本記事は、新型コロナウイルス感染防止対策のため開催中止となった展示「水族館が誘うかながわの水辺」をWeb版として編集して公開するものです。
第4回 京急油壷マリンパーク 三浦自然館と神奈川の生きもの
京急油壷マリンパーク

京浜急行の終点「三崎口」からバスで約十五分、三浦半島の西南端にある海と緑に囲まれた水族館です。水族館「魚の国」には巨大な回遊水槽があり、その下の特別コーナーにはメガマウスザメの標本があります。
ペンギン島のキタイワトビペンギンは、二世代繁殖の成功が称えられ2005年に古賀賞を受賞し、2016年には日本初の飼育下での三世代目の繁殖に成功しました。
みうら自然館
2009年3月に京急油壺マリンパーク内にオープンした「みうら自然館」は、県内の生きものをテーマにしたコーナーです。県内の絶滅危惧種五十種類を保護・展示し、繁殖保護活動を行っています。近年では絶滅危惧I類 アカハライモリや絶滅危惧IB類 ホトケドジョウの繁殖に成功しています。

保護活動には三浦市・横須賀市の地元小学校と提携して行うものもあり、絶滅危惧IA類「ミナミメダカ」のうち三浦に生息する地域個体群「三浦メダカ」の繁殖保護を協力して行なっています。
おうちでも楽しいマリンパーク(外部リンク)
*Instagram:@keikyu_aburatsubo_mp
Youtubeではキタイワトビペンギンのヒナやゴマフアザラシの「ごはん」君のかわいらしい様子を収めた動画が配信されています。Twitterなどでは人気のコツメカワウソの写真がアップされています。
(画像提供:京急油壷マリンパーク)
※京急油壷マリンパークは2021年9月30日(木)に閉館します。
神奈川県の絶滅危惧種

「絶滅危惧種」とは絶滅の恐れの高い生物を指し、特に国際自然保護連合が定める「レッドリスト」で絶滅危惧種に分類された生物のことを言います。
各地域の調査により地域版の「レッドリスト」を発行する場合もあり、神奈川県版は2006年に県立生命の星・地球博物館により発行されました。
神奈川県レッドデータブックには絶滅・野性絶滅を除いた希少種の魚類が44種掲載されています。その多くが一生を淡水で過ごす「純淡水魚」と、一生の間に海と川を往復する「通し回遊魚」です。
神奈川県環境科学センターが平成20年から21年に実施した魚類調査では、このうち10科29種が確認されました。
希少種が多く出現した水域は、相模川水系の18種が最多で、金目川水系と酒匂川水系が17種と続きました。
県中央部から西部にかけて希少種が多い傾向が見られ、これらの河川には希少種の生息に必要な環境が存在し、生存に重要な役割を担っていると考えられることが報告されています。

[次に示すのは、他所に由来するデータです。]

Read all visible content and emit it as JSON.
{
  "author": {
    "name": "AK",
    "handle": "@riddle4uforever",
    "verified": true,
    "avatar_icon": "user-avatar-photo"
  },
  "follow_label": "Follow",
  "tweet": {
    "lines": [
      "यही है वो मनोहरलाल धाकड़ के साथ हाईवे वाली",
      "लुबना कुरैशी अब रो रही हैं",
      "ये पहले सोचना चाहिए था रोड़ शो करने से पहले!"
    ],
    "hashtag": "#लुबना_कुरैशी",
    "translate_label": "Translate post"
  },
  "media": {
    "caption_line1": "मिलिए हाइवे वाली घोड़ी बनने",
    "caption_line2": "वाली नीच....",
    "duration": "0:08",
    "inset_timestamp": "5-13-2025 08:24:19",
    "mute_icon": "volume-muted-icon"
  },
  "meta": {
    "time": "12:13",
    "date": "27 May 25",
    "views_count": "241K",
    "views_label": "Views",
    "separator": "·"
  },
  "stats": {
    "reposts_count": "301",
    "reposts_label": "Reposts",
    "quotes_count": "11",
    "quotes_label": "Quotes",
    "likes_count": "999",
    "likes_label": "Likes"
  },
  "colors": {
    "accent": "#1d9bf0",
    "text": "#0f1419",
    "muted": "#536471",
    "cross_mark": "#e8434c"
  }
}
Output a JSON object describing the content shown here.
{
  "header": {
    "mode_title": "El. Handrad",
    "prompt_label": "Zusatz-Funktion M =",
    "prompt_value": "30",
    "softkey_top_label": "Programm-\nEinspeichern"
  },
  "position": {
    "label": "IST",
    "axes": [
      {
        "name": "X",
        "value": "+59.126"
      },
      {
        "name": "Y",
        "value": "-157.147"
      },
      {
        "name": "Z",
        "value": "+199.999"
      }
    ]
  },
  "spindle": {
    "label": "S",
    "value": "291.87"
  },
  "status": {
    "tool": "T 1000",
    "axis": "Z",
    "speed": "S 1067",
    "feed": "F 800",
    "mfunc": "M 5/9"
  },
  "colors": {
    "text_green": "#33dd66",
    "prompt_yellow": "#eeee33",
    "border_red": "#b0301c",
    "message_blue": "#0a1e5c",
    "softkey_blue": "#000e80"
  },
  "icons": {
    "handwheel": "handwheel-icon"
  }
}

「神奈川県レッドデータ生物調査報告書」高桑正敏著 神奈川県立生命の星・地球博物館 2006年
資料番号 60463171 請求番号 K46 /37 OPAC(所蔵検索)
おわりに
本記事では、新型コロナウイルス感染防止対策のため開催を延期している展示「水族館が誘うかながわの水辺」をWeb版として編集し、4回にわたって県内水族館の地元愛にあふれる水槽と、そこで特集される神奈川の水辺をご紹介しました。
今回ご紹介した水槽はすべて常設コーナーです。また、各回でご紹介した通り、SNS等でも様々な水辺の生き物の魅力が発信されています。
ここまでお読みいただいた皆様、展示企画にあたり、ご協力くださった水族館等関係各所にお礼を申し上げます。